Earlier this month, Money Marketing’s sister publication Mortgage Strategy reported that one unnamed lender is looking to pay brokers based on the quality of cases submitted.
In the run-up to the financial crisis, lenders were criticised for chasing volume at the expense of quality. This may no longer be the case but remuneration models do still place a significant emphasis on volume.
However, L&G Mortgage Club managing director Ben Thompson believes the shift to quality is more widespread and is being considered by a number of lenders – something he thinks would benefit lenders, consumers and the wider market.
He says: “The brokers who are in the market now are generally very good but if I could offer them one tip it would be to focus on ensuring the quality of submissions and to prepare each case as well as possible.”
Brokers are concerned that lenders could cut procuration fees and use business quality as an excuse, without providing evidence of poor quality.
Oakhurst Financial Planning managing director Frazer Horton says: “It does not sound like lenders would move towards this model for any other reason than to cut commission.
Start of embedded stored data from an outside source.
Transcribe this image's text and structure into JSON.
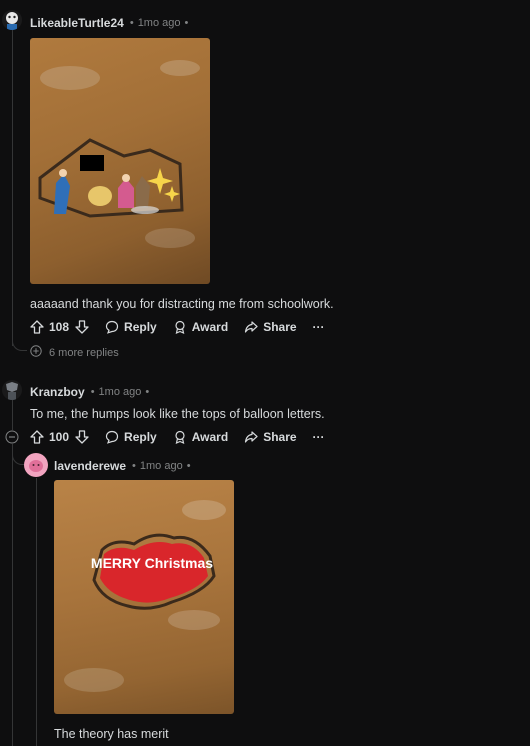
{
  "comments": [
    {
      "username": "LikeableTurtle24",
      "time": "1mo ago",
      "text": "aaaaand thank you for distracting me from schoolwork.",
      "votes": "108",
      "reply_label": "Reply",
      "award_label": "Award",
      "share_label": "Share",
      "more_label": "···",
      "more_replies": "6 more replies"
    },
    {
      "username": "Kranzboy",
      "time": "1mo ago",
      "text": "To me, the humps look like the tops of balloon letters.",
      "votes": "100",
      "reply_label": "Reply",
      "award_label": "Award",
      "share_label": "Share",
      "more_label": "···"
    },
    {
      "username": "lavenderewe",
      "time": "1mo ago",
      "text": "The theory has merit",
      "image_text": "MERRY Christmas"
    }
  ],
  "colors": {
    "background": "#0e0e0f",
    "text": "#d7dadc",
    "meta": "#818384",
    "thread_line": "#343536"
  }
}
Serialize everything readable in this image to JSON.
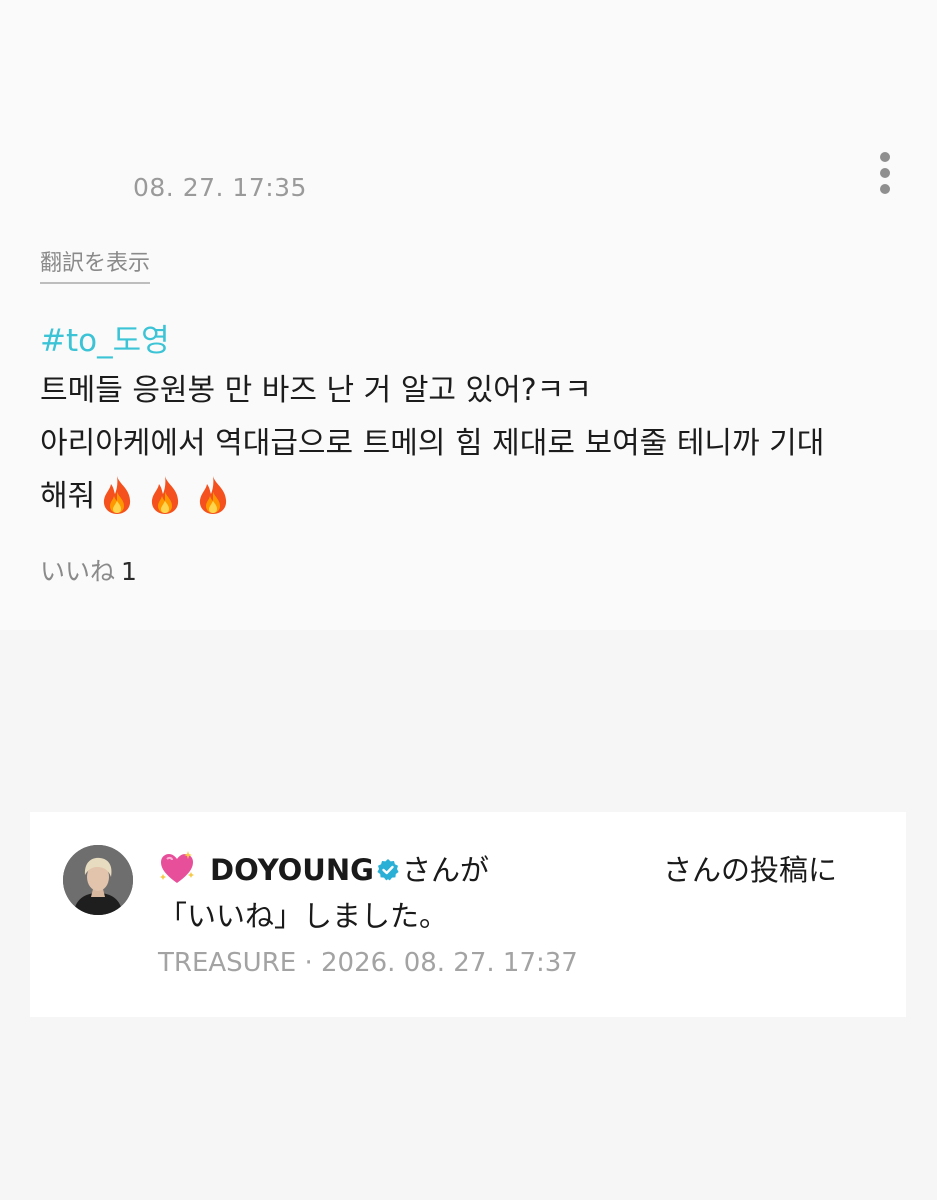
{
  "post": {
    "timestamp": "08. 27. 17:35",
    "translate_label": "翻訳を表示",
    "hashtag": "#to_도영",
    "body_line1": "트메들 응원봉 만 바즈 난 거 알고 있어?ㅋㅋ",
    "body_line2": "아리아케에서 역대급으로 트메의 힘 제대로 보여줄 테니까 기대",
    "body_line3": "해줘",
    "emoji_icons": [
      "fire-icon",
      "fire-icon",
      "fire-icon"
    ],
    "like_label": "いいね",
    "like_count": "1"
  },
  "notification": {
    "icon": "sparkling-heart-icon",
    "username": "DOYOUNG",
    "verified_icon": "verified-badge-icon",
    "text_after_name": "さんが",
    "text_after_redacted": "さんの投稿に",
    "line2": "「いいね」しました。",
    "group": "TREASURE",
    "separator": "·",
    "datetime": "2026. 08. 27. 17:37"
  },
  "colors": {
    "hashtag": "#3cc4d6",
    "muted_text": "#9a9a9a",
    "verified": "#2ab0d6"
  }
}
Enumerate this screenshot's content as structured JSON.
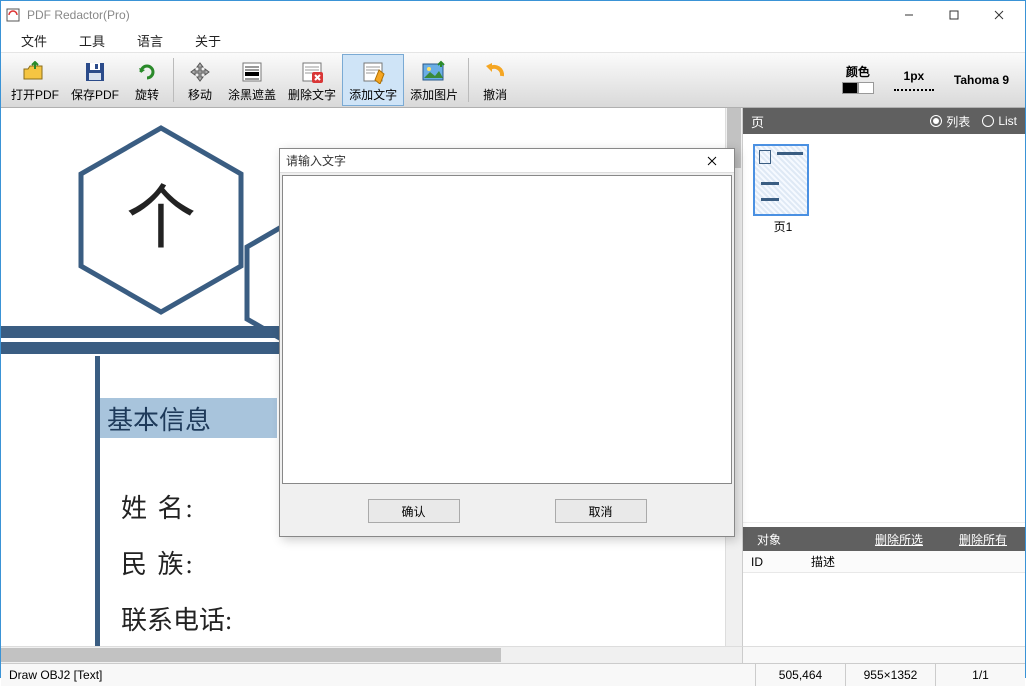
{
  "window": {
    "title": "PDF Redactor(Pro)"
  },
  "menu": {
    "file": "文件",
    "tools": "工具",
    "lang": "语言",
    "about": "关于"
  },
  "toolbar": {
    "open": "打开PDF",
    "save": "保存PDF",
    "rotate": "旋转",
    "move": "移动",
    "blackout": "涂黑遮盖",
    "deltext": "删除文字",
    "addtext": "添加文字",
    "addimg": "添加图片",
    "undo": "撤消",
    "color_label": "颜色",
    "px_label": "1px",
    "font_label": "Tahoma 9"
  },
  "sidebar": {
    "pages_title": "页",
    "view_list": "列表",
    "view_thumb": "List",
    "page1_label": "页1",
    "objects_title": "对象",
    "del_selected": "删除所选",
    "del_all": "删除所有",
    "col_id": "ID",
    "col_desc": "描述"
  },
  "dialog": {
    "title": "请输入文字",
    "ok": "确认",
    "cancel": "取消"
  },
  "document": {
    "heading": "基本信息",
    "row1": "姓       名:",
    "row2": "民       族:",
    "row3": "联系电话:"
  },
  "status": {
    "msg": "Draw OBJ2 [Text]",
    "coords": "505,464",
    "size": "955×1352",
    "page": "1/1"
  }
}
“If this is to work, lenders need to tell brokers exactly what business they want and how they want it and this needs to be easy to understand.”
London & Country associate director of communications David Hollingworth says: “In this climate, I understand why looking at the quality of business would be a key concern for lenders but I think it would be misguided for lenders to do this just as an excuse to cut proc fees.”
Association of Mortgage Intermediaries director Robert Sinclair says: “Many lenders still want volume of business but at the same time they want to ensure it is of sufficient quality.
“We are in an interesting position where lenders are assessing how to get the type of business they want. I think we are going to see change over the next 12 months and which way things go will depend on each individual lender.”
PMS executive director John Malone does not think lenders will use a move towards quality business to cut proc fees.
He says: “Lenders are looking to reward good quality business more than they have in the past but we have no reason to suspect that any lenders are going to dramatically change the level of proc fees they pay – it is simply to ensure quality is maintained.”
If lenders decide to reward intermediaries for the mix of business they submit, brokers who operate solely in niche sectors, such as newbuild or buy to let, could be unfairly disadvantaged.
Thompson has issued a plea for lenders to consider that some intermediary businesses operate in niche sectors.
He says: “We would make a general appeal to lenders to ensure intermediaries who operate in niche areas are not inadvertently disadvantaged. For example, it takes longer to complete on new- builds, where some brokers solely operate.”
The Council of Mortgage Lenders declined to comment on the issue, saying proc fees are commercial decisions made by individual lenders.